O cenário
Independentes, conglomerados e microbrands
O mundo dos relógios se divide, em linhas gerais, em três campos — e saber qual é qual diz muito sobre o que você está de fato comprando.
O mundo dos relógios se divide, em linhas gerais, em três campos — e saber qual é qual diz muito sobre o que você está de fato comprando.
Os conglomerados detêm a maior parte dos nomes famosos. Três grupos dominam: Swatch Group (Omega, Breguet, Blancpain, Longines, Tissot, Hamilton), Richemont (Vacheron Constantin, IWC, Jaeger-LeCoultre, Cartier, Panerai, A. Lange & Söhne) e LVMH (TAG Heuer, Hublot, Zenith, Bulgari). Acrescente a Rolex, que fica sozinha como fundação privada (embora, tecnicamente, seja Rolex + Tudor). Essas casas trazem escala, distribuição e recursos profundos de fabricação de movimentos — e os trade-offs que vêm com a propriedade corporativa.
Os independentes não respondem a nenhum grupo.

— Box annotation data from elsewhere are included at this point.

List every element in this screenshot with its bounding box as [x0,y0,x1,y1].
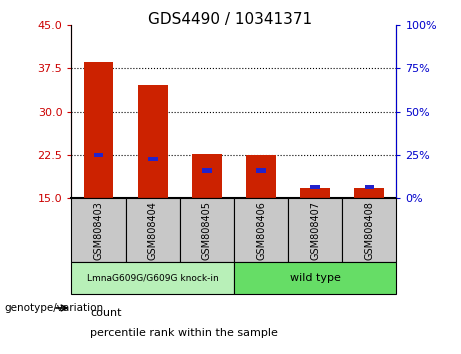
Bar [202,169,212,172]
Text: percentile rank within the sample: percentile rank within the sample [90,328,278,338]
Text: GSM808407: GSM808407 [310,201,320,259]
Bar [148,157,158,161]
Text: wild type: wild type [290,273,341,283]
Bar [234,262,396,294]
Text: GSM808408: GSM808408 [364,201,374,259]
Bar [94,153,103,157]
Text: GSM808405: GSM808405 [202,201,212,259]
Text: count: count [90,308,121,318]
Bar [342,198,396,262]
Bar [138,86,168,198]
Bar [300,188,330,198]
Bar [180,198,234,262]
Text: LmnaG609G/G609G knock-in: LmnaG609G/G609G knock-in [87,273,219,282]
Bar [125,198,180,262]
Bar [288,198,342,262]
Text: GSM808403: GSM808403 [94,201,104,259]
Bar [365,185,374,189]
Bar [234,198,288,262]
Bar [83,62,113,198]
Bar [192,154,222,198]
Bar [71,198,125,262]
Bar [71,262,234,294]
Bar [310,185,320,189]
Text: GSM808406: GSM808406 [256,201,266,259]
Text: genotype/variation: genotype/variation [5,303,104,313]
Bar [246,155,276,198]
Text: GDS4490 / 10341371: GDS4490 / 10341371 [148,12,313,27]
Bar [256,169,266,172]
Bar [355,188,384,198]
Text: GSM808404: GSM808404 [148,201,158,259]
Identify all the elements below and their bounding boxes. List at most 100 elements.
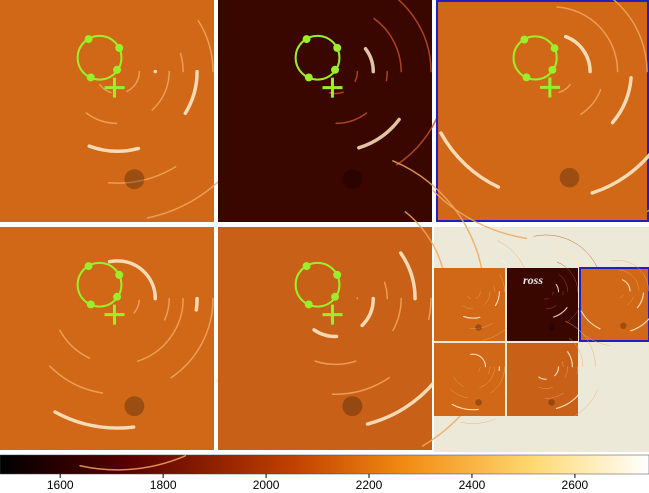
image-panel bbox=[579, 267, 649, 342]
colorbar-tick-label: 2200 bbox=[356, 478, 383, 492]
diffraction-ring bbox=[77, 259, 158, 339]
diffraction-ring bbox=[441, 259, 505, 324]
diffraction-ring bbox=[239, 0, 432, 168]
image-panel bbox=[434, 343, 505, 416]
diffraction-ring bbox=[465, 284, 481, 300]
diffraction-ring bbox=[450, 269, 496, 314]
diffraction-ring bbox=[596, 269, 640, 313]
image-panel bbox=[0, 0, 214, 222]
overlay-point bbox=[302, 35, 311, 44]
overlay-point bbox=[331, 65, 340, 74]
diffraction-ring bbox=[532, 353, 560, 380]
diffraction-ring bbox=[94, 49, 141, 95]
overlay-circle bbox=[76, 34, 123, 81]
beam-cross bbox=[104, 304, 125, 325]
diffraction-ring bbox=[21, 202, 214, 395]
shadow-spot bbox=[342, 396, 363, 417]
overlay-point bbox=[115, 43, 124, 52]
diffraction-ring bbox=[445, 339, 500, 394]
overlay-point bbox=[520, 35, 529, 44]
overlay-point bbox=[550, 44, 559, 53]
overlay-point bbox=[113, 292, 122, 301]
image-panel bbox=[0, 227, 214, 450]
overlay-point bbox=[522, 73, 531, 82]
overlay-point bbox=[548, 65, 557, 74]
overlay-point bbox=[86, 300, 95, 309]
shadow-spot bbox=[475, 399, 482, 406]
diffraction-ring bbox=[459, 353, 487, 380]
image-panel bbox=[507, 343, 578, 416]
diffraction-ring bbox=[538, 284, 554, 300]
image-panel bbox=[218, 0, 432, 222]
diffraction-ring bbox=[523, 344, 569, 389]
diffraction-ring bbox=[445, 264, 500, 319]
shadow-spot bbox=[620, 322, 627, 329]
diffraction-ring bbox=[36, 0, 199, 154]
diffraction-ring bbox=[514, 334, 578, 399]
diffraction-ring bbox=[269, 232, 402, 366]
diffraction-ring bbox=[239, 202, 432, 395]
diffraction-ring bbox=[77, 32, 158, 112]
shadow-spot bbox=[124, 169, 145, 190]
diffraction-ring bbox=[487, 6, 619, 138]
diffraction-ring bbox=[312, 49, 359, 95]
diffraction-ring bbox=[312, 276, 359, 322]
diffraction-ring bbox=[496, 316, 596, 417]
colorbar-tick-label: 1800 bbox=[150, 478, 177, 492]
image-panel bbox=[434, 268, 505, 341]
diffraction-ring bbox=[523, 269, 569, 314]
overlay-point bbox=[84, 262, 93, 271]
colorbar bbox=[0, 454, 649, 475]
diffraction-ring bbox=[538, 359, 554, 375]
shadow-spot bbox=[124, 396, 145, 417]
image-panel bbox=[436, 0, 649, 222]
overlay-point bbox=[113, 65, 122, 74]
diffraction-ring bbox=[269, 5, 402, 139]
overlay-point bbox=[84, 35, 93, 44]
diffraction-ring bbox=[51, 232, 184, 366]
shadow-spot bbox=[548, 399, 555, 406]
diffraction-ring bbox=[450, 344, 496, 389]
overlay-circle bbox=[294, 34, 341, 81]
diffraction-ring bbox=[36, 217, 199, 381]
colorbar-tick-label: 1600 bbox=[47, 478, 74, 492]
colorbar-tick-label: 2400 bbox=[459, 478, 486, 492]
diffraction-ring bbox=[455, 274, 491, 310]
diffraction-ring bbox=[532, 278, 560, 305]
overlay-point bbox=[304, 73, 313, 82]
beam-cross bbox=[322, 77, 343, 98]
overlay-circle bbox=[512, 35, 558, 81]
colorbar-tick-label: 2600 bbox=[562, 478, 589, 492]
overlay-circle bbox=[294, 261, 341, 308]
overlay-circle bbox=[76, 261, 123, 308]
diffraction-ring bbox=[518, 339, 573, 394]
diffraction-ring bbox=[282, 19, 388, 125]
diffraction-ring bbox=[528, 349, 564, 385]
diffraction-ring bbox=[514, 259, 578, 324]
image-panel bbox=[507, 268, 578, 341]
image-panel bbox=[218, 227, 432, 450]
beam-cross bbox=[540, 77, 561, 98]
thumbnail-label: ross bbox=[523, 273, 543, 287]
diffraction-ring bbox=[508, 329, 584, 405]
shadow-spot bbox=[475, 324, 482, 331]
diffraction-ring bbox=[295, 32, 376, 112]
beam-cross bbox=[104, 77, 125, 98]
shadow-spot bbox=[342, 169, 363, 190]
diffraction-ring bbox=[51, 5, 184, 139]
overlay-point bbox=[304, 300, 313, 309]
diffraction-ring bbox=[455, 349, 491, 385]
diffraction-ring bbox=[254, 217, 417, 381]
overlay-point bbox=[331, 292, 340, 301]
overlay-point bbox=[86, 73, 95, 82]
diffraction-ring bbox=[513, 32, 592, 111]
colorbar-tick-label: 2000 bbox=[253, 478, 280, 492]
shadow-spot bbox=[548, 324, 555, 331]
diffraction-ring bbox=[21, 0, 214, 168]
diffraction-ring bbox=[528, 274, 564, 310]
overlay-point bbox=[333, 270, 342, 279]
beam-cross bbox=[322, 304, 343, 325]
diffraction-ring bbox=[64, 19, 170, 125]
diffraction-ring bbox=[457, 0, 648, 167]
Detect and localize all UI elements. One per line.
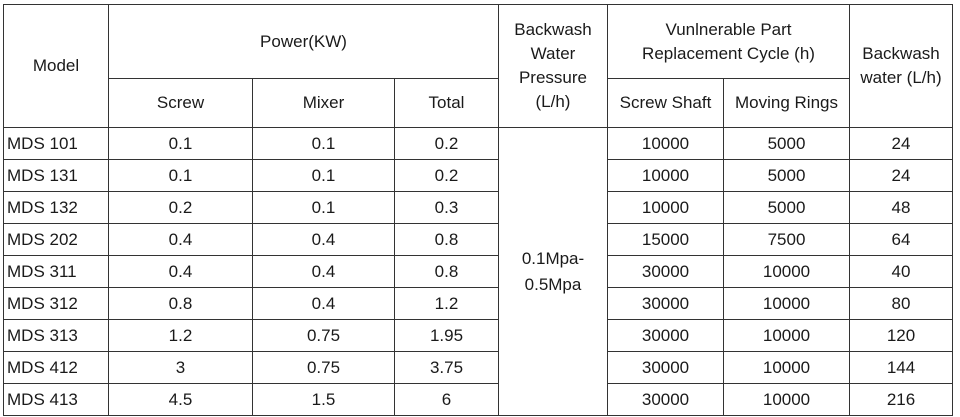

Alguns são grandes e familiares (Patek Philippe, Audemars Piguet, Chopard); outros são pequenos ateliês geridos pelos relojoeiros cujos nomes estão no mostrador (F.P. Journe, MB&F, De Bethune, Greubel Forsey, Akrivia, Voutilainen). Independência geralmente significa mais liberdade criativa, produção mais lenta e preços que refletem ambas.
As microbrands são a camada mais recente — operações pequenas, frequentemente lideradas pelo fundador, produzindo relógios mecânicos acessíveis, lançados muitas vezes via Kickstarter e vendidos diretamente. Baltic, Christopher Ward, Studio Underdog, Atelier Wen, anOrdain e Halios são bons exemplos. Usam movimentos terceirizados e provam que design interessante já não exige um endereço em Genebra.
Uma última distinção que vale a pena fazer: uma marca de relógios vende relógios; um relojoeiro os faz. A Patek é uma marca construída sobre gerações de relojoeiros. F.P. Journe é um relojoeiro que virou marca. A maioria dos nomes que você vê é a primeira coisa. O punhado que é genuinamente a segunda é o que faz a relojoaria independente valer a pena acompanhar.